The company described the work on June 17 as a collaboration with Molecule.one, a chemistry automation firm that runs experiments in a high-throughput laboratory. In the project, OpenAI connected GPT-5.4 to Molecule.one’s Maria system and gave it a broad goal: find ways to improve a reaction class used in medicinal chemistry.

The target was Chan-Lam coupling, a method chemists use to build carbon-nitrogen bonds. Those bonds are common in many drug-like molecules, but the reaction has long been unreliable for some substrate classes. OpenAI said GPT-5.4 independently focused on primary sulfonamides as a challenging and valuable target and suggested that mild oxidants, including TEMPO, might help.

That idea turned into a two-round experimental campaign in Maria Lab. According to OpenAI, the optimized conditions improved yields for 88% of the boronic acids tested and 83% of the sulfonamides tested. Average yield increased from 16.6% to 25.2%, while the share of reactions above 30% yield rose from 15.6% to 37.5%.

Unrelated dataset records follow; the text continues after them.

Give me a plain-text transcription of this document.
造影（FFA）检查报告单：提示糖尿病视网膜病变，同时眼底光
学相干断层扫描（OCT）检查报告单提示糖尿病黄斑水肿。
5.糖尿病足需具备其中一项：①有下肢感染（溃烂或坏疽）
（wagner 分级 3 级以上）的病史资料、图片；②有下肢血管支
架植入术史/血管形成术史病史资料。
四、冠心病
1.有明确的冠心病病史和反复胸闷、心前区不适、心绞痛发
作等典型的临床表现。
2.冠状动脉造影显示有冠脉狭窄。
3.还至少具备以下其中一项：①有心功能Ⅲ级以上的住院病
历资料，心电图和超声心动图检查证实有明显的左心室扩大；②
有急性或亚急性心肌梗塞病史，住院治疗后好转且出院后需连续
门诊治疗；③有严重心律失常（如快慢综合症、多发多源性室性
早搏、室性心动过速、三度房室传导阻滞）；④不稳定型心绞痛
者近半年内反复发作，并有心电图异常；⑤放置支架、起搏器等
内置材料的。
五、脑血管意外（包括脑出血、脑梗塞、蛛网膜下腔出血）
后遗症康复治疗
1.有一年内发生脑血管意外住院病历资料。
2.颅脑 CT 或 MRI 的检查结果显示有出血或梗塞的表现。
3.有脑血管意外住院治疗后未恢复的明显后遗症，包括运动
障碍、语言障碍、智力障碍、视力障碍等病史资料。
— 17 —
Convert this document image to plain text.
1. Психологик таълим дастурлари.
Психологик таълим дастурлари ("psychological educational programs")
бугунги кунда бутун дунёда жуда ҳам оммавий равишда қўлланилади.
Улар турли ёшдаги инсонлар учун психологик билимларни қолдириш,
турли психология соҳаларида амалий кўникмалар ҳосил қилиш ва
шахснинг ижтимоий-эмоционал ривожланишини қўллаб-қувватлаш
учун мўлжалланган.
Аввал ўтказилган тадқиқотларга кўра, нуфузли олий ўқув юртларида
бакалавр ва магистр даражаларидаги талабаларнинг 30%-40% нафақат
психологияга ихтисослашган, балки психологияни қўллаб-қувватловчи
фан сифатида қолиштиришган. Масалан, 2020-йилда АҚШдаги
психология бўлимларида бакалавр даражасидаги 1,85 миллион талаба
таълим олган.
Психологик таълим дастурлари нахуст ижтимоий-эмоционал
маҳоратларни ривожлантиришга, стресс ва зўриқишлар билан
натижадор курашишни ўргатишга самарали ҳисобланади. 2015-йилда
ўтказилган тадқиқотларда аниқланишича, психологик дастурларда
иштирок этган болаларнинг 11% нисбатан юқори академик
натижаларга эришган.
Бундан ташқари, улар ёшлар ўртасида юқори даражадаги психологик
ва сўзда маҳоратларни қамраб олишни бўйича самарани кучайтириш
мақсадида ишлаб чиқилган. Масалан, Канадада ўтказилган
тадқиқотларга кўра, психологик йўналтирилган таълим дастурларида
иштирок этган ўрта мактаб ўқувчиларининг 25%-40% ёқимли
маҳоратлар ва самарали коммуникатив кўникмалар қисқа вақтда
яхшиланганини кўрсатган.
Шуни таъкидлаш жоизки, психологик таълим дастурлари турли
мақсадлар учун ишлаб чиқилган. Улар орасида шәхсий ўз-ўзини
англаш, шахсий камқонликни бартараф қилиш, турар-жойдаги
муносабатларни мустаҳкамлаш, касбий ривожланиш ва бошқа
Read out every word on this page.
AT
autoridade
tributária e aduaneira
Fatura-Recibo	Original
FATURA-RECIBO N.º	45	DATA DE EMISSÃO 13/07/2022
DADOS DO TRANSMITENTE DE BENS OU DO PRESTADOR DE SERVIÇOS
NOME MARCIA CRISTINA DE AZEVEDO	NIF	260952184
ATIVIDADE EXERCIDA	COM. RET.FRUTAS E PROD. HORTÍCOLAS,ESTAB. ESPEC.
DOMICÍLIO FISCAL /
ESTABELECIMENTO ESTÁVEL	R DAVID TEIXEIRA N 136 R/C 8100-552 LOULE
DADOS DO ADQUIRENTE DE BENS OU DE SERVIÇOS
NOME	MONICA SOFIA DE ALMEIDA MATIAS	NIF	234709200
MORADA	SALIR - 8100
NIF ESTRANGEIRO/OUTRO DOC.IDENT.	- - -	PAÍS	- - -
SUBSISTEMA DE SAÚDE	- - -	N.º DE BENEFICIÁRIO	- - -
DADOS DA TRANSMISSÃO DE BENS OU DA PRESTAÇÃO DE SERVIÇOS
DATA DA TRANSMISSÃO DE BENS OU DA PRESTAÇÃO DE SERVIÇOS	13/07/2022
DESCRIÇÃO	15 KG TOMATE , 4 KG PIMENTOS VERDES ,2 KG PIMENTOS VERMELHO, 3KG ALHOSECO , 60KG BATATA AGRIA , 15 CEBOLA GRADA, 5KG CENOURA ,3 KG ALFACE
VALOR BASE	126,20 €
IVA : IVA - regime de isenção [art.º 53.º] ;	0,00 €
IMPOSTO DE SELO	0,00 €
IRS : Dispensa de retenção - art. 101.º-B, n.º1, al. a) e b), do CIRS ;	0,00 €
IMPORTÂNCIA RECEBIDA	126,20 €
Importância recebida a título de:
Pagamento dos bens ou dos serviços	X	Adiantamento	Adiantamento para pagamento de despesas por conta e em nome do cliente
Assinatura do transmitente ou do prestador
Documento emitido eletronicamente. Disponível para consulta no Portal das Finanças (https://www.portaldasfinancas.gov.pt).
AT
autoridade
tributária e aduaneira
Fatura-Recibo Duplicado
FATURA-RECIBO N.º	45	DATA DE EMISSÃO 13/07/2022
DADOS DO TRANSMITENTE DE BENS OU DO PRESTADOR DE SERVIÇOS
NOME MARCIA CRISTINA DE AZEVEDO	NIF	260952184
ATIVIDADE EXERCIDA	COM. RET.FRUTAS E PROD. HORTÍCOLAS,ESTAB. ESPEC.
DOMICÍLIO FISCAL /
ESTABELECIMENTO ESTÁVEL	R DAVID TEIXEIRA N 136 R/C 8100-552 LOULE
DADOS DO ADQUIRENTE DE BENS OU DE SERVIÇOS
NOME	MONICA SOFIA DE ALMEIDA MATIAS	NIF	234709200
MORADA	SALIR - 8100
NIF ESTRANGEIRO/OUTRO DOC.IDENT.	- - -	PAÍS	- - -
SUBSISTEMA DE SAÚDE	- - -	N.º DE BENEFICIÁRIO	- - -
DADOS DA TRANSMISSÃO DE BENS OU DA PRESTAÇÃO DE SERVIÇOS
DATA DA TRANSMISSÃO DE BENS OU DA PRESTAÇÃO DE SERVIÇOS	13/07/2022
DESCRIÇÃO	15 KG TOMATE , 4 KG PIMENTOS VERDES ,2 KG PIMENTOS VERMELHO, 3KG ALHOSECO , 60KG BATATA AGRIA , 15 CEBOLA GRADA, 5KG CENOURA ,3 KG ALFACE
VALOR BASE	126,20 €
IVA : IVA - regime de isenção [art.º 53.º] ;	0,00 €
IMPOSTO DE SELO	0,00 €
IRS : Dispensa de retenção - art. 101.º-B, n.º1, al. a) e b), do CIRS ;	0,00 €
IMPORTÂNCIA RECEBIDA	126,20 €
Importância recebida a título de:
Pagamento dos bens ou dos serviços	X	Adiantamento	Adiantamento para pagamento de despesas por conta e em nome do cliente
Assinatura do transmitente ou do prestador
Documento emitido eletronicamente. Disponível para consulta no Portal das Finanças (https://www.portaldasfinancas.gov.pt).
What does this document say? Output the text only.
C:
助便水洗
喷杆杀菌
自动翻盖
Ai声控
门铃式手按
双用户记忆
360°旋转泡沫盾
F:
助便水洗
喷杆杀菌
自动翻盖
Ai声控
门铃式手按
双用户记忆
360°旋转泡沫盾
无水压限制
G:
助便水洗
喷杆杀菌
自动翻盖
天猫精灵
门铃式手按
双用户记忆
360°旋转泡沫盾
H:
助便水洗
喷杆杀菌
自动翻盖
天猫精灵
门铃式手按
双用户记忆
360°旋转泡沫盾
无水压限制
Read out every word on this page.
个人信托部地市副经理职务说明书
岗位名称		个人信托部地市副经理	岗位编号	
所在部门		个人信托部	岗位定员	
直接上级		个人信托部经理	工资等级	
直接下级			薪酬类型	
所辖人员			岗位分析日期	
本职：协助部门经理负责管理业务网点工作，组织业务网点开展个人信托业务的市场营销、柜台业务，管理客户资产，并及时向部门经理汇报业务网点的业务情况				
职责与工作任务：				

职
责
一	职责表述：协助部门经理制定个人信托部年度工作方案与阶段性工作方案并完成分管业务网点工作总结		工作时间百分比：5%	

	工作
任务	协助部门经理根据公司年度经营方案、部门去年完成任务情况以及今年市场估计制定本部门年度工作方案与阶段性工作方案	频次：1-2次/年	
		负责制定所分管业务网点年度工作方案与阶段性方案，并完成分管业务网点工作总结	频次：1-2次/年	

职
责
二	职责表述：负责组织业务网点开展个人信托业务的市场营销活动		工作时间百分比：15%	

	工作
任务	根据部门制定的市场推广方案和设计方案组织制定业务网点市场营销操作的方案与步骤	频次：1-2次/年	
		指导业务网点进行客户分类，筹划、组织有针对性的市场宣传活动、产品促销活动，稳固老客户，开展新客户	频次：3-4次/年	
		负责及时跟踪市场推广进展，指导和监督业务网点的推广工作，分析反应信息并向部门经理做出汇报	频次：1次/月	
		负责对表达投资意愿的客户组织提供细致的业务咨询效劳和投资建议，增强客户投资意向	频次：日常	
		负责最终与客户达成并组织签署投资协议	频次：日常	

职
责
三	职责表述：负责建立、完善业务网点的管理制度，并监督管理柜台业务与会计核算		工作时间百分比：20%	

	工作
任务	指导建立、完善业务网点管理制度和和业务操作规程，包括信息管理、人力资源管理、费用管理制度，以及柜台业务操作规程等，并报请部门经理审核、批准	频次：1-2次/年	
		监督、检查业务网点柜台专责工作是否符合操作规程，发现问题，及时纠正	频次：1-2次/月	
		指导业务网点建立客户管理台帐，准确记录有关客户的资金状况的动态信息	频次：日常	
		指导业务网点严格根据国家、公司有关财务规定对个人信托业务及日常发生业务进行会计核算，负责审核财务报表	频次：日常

Human chemists then repeated a selection of the reactions at bench scale. OpenAI said those manual tests confirmed the micro-scale results, with improved yields in 11 of 14 substrate pairs and more than a twofold increase in most of those cases. The company said that matters because chemistry that works in tiny screening experiments does not always translate to practical lab workflows.

The project ran 10,080 reactions in total, a scale OpenAI said was necessary because individual chemistry experiments can be misleading if they are tested on only a few examples. The system first generated and ranked thousands of proposals, and scientists selected a small set for lab testing. Maria then converted the chosen ideas into detailed instructions, executed the experiments, analyzed the results, and fed them back to GPT-5.4 for follow-up planning.

OpenAI said the strongest proposal was labeled OAI-M1-03. A follow-up finding suggested that TEMPO could be swapped for 4-hydroxy-TEMPO, a cheaper related compound, with little drop in performance.

The company emphasized that the work was not fully autonomous. Human chemists remained involved throughout the process, choosing which ideas advanced to the lab, making some corrections to experimental plans, supporting lab operations, and validating the final results. OpenAI also said the project was intentionally limited to a legitimate medicinal chemistry problem and did not test harmful chemical applications.

The results are still early, and OpenAI said further work is needed to determine how broadly the improvement applies, why the additive helps, and whether independent labs can reproduce the findings. Bench validation covered 14 representative substrate pairs.

The company framed the project as an example of how AI systems could become more useful partners in scientific research, not by reasoning alone but by taking part in the full loop of proposing ideas, designing experiments, interpreting data, and suggesting next steps. For medicinal chemistry, where the ability to make molecules often determines what can be tested, even modest gains in a widely used reaction could be significant.

OpenAI said the broader goal is to build AI tools that help researchers move faster while still operating under human oversight and safety safeguards.